In R, I specify a model with no intercept as follows:

data(iris)
lmFit <- lm(Sepal.Length ~ 0 + Petal.Length + Petal.Width, data=iris)
> round(coef(lmFit),2)
Petal.Length Petal.Width
2.86 -4.48


However, if I fit the same model with caret, the resulting model includes an intercept:

library(caret)
caret_lmFit <- train(Sepal.Length~0+Petal.Length+Petal.Width, data=iris, "lm")
> round(coef(caret_lmFit$finalModel),2)
(Intercept) Petal.Length Petal.Width
4.19 0.54 -0.32


How do I tell
caret::train
to exclude the intercept term?

Answer

@rcs already told you which line in which function you need to change.

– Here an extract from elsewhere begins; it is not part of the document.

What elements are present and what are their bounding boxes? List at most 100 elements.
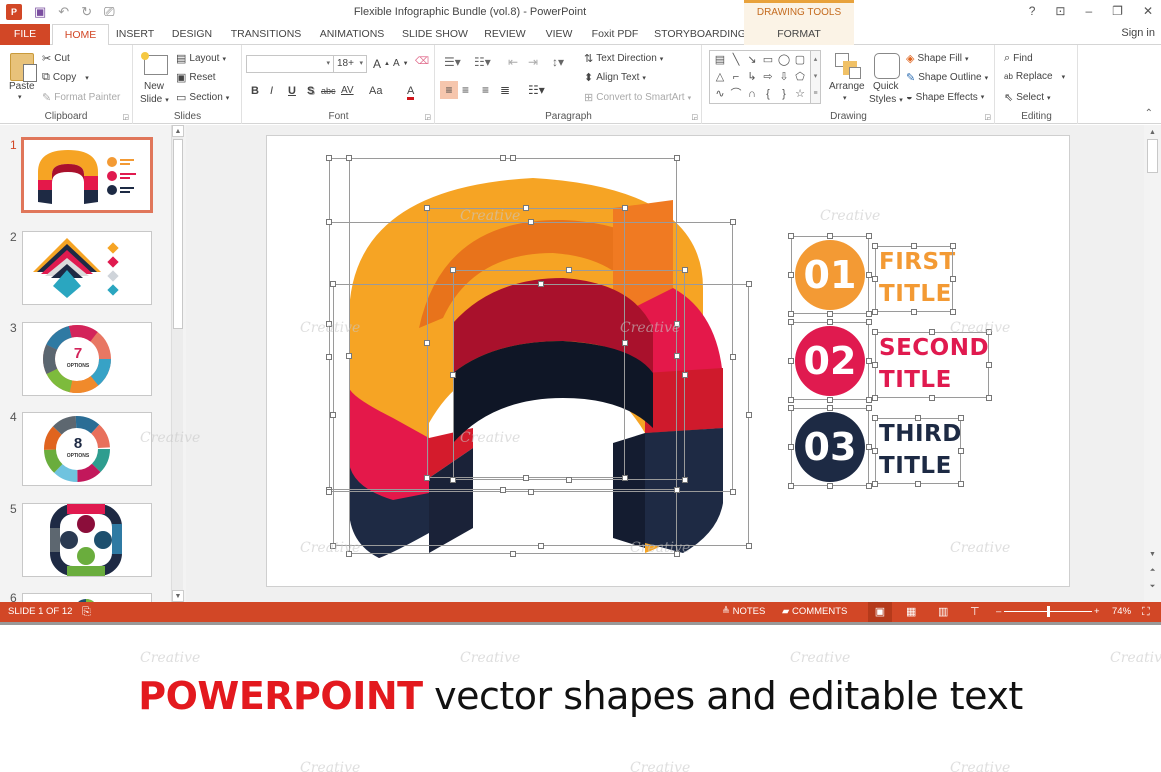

Just use trace to modify that function:

trace(caret::createModel, 
       quote(modFormula <- as.formula(".outcome ~ .-1")), at=5, print=FALSE)
caret_lmFit <- train(Sepal.Length~0+Petal.Length+Petal.Width, data=iris, "lm")
round(coef(caret_lmFit$finalModel),2)
#Petal.Length  Petal.Width 
#        2.86        -4.48 
untrace(caret::createModel)

However, I don't use caret. There might be unforeseen consequences. It's also often not a good idea to exclude the intercept from the model.